John Curran has served as Area Director for Operations and Network Management Area of the Internet Engineering Task Force (IETF), as member of the IP Next Generation (IPng) area which led IPv6 development, and co-chaired the IETF Uniform Resource Name working group. He has authored RFCs in early network joint operations (RFC 1355) and IPv6 area, as well as supporting work in network endpoint architecture. Curran has experience with Federal IT system security practices (including FISMA security standards) and cloud computing, and has advocated for improving of Federal IT access to cloud computing services.

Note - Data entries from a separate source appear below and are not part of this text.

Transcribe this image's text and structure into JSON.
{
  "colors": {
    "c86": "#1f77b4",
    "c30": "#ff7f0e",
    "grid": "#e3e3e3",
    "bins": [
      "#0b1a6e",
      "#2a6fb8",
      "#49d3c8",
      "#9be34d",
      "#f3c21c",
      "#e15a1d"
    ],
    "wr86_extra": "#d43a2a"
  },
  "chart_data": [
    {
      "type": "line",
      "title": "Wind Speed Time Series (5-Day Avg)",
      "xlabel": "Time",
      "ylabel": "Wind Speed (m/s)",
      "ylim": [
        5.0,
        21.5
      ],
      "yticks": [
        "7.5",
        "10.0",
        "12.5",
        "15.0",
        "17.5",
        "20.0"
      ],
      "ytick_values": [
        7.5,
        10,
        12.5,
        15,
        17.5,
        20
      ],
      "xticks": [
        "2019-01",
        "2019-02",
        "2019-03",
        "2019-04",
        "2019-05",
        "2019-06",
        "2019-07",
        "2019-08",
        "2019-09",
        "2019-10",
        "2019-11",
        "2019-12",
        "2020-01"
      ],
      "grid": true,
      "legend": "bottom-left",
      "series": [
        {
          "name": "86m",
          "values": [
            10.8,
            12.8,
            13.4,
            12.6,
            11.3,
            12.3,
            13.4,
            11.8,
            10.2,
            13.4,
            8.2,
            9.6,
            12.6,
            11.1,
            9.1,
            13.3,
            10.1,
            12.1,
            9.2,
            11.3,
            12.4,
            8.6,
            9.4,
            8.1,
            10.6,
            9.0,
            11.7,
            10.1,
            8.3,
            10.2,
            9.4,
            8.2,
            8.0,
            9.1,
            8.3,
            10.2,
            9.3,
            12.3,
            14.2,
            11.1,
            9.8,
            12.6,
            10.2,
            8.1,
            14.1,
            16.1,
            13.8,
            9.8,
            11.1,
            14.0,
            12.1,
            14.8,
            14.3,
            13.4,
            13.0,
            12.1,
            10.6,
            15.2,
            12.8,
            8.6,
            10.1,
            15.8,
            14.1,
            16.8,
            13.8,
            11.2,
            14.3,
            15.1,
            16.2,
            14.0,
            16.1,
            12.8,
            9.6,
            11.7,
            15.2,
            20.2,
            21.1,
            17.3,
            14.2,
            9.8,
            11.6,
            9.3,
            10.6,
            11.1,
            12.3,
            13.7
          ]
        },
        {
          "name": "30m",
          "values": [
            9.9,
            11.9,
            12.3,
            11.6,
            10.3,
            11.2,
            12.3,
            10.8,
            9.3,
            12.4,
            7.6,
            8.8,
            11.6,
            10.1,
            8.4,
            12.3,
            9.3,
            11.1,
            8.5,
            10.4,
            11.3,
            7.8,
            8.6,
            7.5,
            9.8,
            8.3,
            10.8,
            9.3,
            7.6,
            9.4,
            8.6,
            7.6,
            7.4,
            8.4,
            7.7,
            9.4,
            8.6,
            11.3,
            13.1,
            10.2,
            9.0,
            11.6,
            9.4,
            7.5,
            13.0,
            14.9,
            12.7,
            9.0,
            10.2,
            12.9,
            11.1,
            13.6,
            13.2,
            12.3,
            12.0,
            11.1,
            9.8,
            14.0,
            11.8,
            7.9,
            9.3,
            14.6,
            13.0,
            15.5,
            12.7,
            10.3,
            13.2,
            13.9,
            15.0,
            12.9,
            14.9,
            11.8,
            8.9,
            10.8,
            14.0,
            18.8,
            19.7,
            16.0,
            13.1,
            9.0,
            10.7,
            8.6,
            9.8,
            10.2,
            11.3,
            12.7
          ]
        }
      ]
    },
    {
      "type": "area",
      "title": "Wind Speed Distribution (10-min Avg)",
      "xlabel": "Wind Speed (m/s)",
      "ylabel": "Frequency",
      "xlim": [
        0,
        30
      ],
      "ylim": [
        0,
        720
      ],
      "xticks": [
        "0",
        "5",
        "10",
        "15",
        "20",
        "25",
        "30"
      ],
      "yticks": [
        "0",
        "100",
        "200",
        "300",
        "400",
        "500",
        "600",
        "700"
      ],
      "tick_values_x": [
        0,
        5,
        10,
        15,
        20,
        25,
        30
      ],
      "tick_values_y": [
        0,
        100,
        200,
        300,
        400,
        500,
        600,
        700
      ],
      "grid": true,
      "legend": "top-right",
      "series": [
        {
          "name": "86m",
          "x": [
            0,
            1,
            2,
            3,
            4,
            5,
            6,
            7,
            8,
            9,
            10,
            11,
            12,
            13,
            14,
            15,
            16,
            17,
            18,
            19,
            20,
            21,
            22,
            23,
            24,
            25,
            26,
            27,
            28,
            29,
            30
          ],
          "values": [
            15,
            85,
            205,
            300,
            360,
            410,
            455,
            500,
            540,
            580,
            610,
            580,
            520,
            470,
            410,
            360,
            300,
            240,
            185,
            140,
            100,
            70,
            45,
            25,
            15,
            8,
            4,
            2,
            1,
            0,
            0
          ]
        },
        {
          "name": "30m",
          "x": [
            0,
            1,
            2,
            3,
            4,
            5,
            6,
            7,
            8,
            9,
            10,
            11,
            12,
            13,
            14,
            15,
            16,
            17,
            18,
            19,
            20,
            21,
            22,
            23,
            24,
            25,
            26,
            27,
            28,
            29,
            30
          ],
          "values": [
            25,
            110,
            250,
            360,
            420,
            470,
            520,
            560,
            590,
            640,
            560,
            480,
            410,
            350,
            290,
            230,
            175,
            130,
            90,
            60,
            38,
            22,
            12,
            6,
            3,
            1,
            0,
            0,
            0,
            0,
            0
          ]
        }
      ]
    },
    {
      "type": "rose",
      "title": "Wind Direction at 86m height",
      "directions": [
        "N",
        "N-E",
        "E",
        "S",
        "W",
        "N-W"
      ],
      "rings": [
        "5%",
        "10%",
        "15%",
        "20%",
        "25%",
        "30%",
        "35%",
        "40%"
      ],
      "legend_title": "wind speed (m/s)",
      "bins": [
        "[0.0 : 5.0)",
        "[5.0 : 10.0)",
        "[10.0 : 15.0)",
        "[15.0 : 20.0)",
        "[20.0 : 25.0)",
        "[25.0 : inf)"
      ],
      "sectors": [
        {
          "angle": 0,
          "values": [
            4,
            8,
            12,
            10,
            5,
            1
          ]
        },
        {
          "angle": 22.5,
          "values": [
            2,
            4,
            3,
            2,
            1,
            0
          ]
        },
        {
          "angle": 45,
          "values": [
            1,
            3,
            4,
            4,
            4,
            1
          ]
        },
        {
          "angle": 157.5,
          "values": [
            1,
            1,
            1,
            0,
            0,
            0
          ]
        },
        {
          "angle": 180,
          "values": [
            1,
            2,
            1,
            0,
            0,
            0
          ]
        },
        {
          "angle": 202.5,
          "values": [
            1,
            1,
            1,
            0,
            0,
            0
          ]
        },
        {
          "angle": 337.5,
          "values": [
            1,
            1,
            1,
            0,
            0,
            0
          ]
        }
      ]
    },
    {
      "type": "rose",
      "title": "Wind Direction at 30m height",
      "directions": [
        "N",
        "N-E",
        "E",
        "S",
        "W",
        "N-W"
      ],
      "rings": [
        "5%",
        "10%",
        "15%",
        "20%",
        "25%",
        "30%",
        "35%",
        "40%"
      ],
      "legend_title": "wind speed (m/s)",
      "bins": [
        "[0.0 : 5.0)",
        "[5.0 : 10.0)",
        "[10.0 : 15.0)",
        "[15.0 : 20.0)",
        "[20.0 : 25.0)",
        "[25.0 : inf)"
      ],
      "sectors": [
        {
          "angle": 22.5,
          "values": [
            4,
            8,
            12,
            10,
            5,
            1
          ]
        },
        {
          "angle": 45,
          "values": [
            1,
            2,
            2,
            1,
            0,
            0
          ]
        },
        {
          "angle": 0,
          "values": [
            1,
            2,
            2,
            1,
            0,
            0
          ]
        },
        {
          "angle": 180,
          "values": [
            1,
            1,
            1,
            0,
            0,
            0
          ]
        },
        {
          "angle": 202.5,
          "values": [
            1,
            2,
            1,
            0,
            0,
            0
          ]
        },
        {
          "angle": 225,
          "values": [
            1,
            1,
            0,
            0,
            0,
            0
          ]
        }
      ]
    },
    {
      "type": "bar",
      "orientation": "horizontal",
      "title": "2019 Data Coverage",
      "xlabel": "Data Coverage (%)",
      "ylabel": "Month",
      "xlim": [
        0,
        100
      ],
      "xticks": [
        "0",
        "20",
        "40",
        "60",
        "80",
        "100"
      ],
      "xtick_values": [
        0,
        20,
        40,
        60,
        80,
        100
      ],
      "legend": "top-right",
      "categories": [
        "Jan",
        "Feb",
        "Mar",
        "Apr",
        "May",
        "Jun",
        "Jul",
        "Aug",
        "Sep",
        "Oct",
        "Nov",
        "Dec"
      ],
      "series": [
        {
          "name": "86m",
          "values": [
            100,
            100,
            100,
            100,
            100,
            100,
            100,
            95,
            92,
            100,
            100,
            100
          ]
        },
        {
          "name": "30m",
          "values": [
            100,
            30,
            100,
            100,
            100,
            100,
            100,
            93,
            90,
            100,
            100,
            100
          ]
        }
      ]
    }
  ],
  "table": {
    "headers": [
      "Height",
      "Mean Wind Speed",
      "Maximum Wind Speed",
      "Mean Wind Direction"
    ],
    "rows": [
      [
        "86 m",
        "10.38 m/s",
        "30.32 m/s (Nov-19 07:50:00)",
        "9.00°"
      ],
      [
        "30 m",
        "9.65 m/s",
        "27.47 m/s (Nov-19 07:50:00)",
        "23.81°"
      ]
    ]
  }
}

Curran is author of RFC 5211, entitled "An Internet Transition Plan" which calls for moving the global Internet from its existing IPv4 protocol to the newer IPv6 protocol, as well as RFC 1669 entitled "Market Viability as a IPng Criteria", which summarizes some of the challenges IPv6 will have competing against IPv4 and the inevitable arrival of network address translation devices. In 2017, he was awarded the "IPv6 Lifetime Achievement Award" by the North American IPv6 Task Forces. Curran is notable among association leaders for being quite reachable publicly, including directly responding to queries on public email lists.

Curran has been active in Internet Governance initiatives throughout his career, including involvement in the Montevideo Statement on the Future of Internet Cooperation, the IANA Stewardship Transition, and defending the voice of the Technical Community in Internet Governance matters.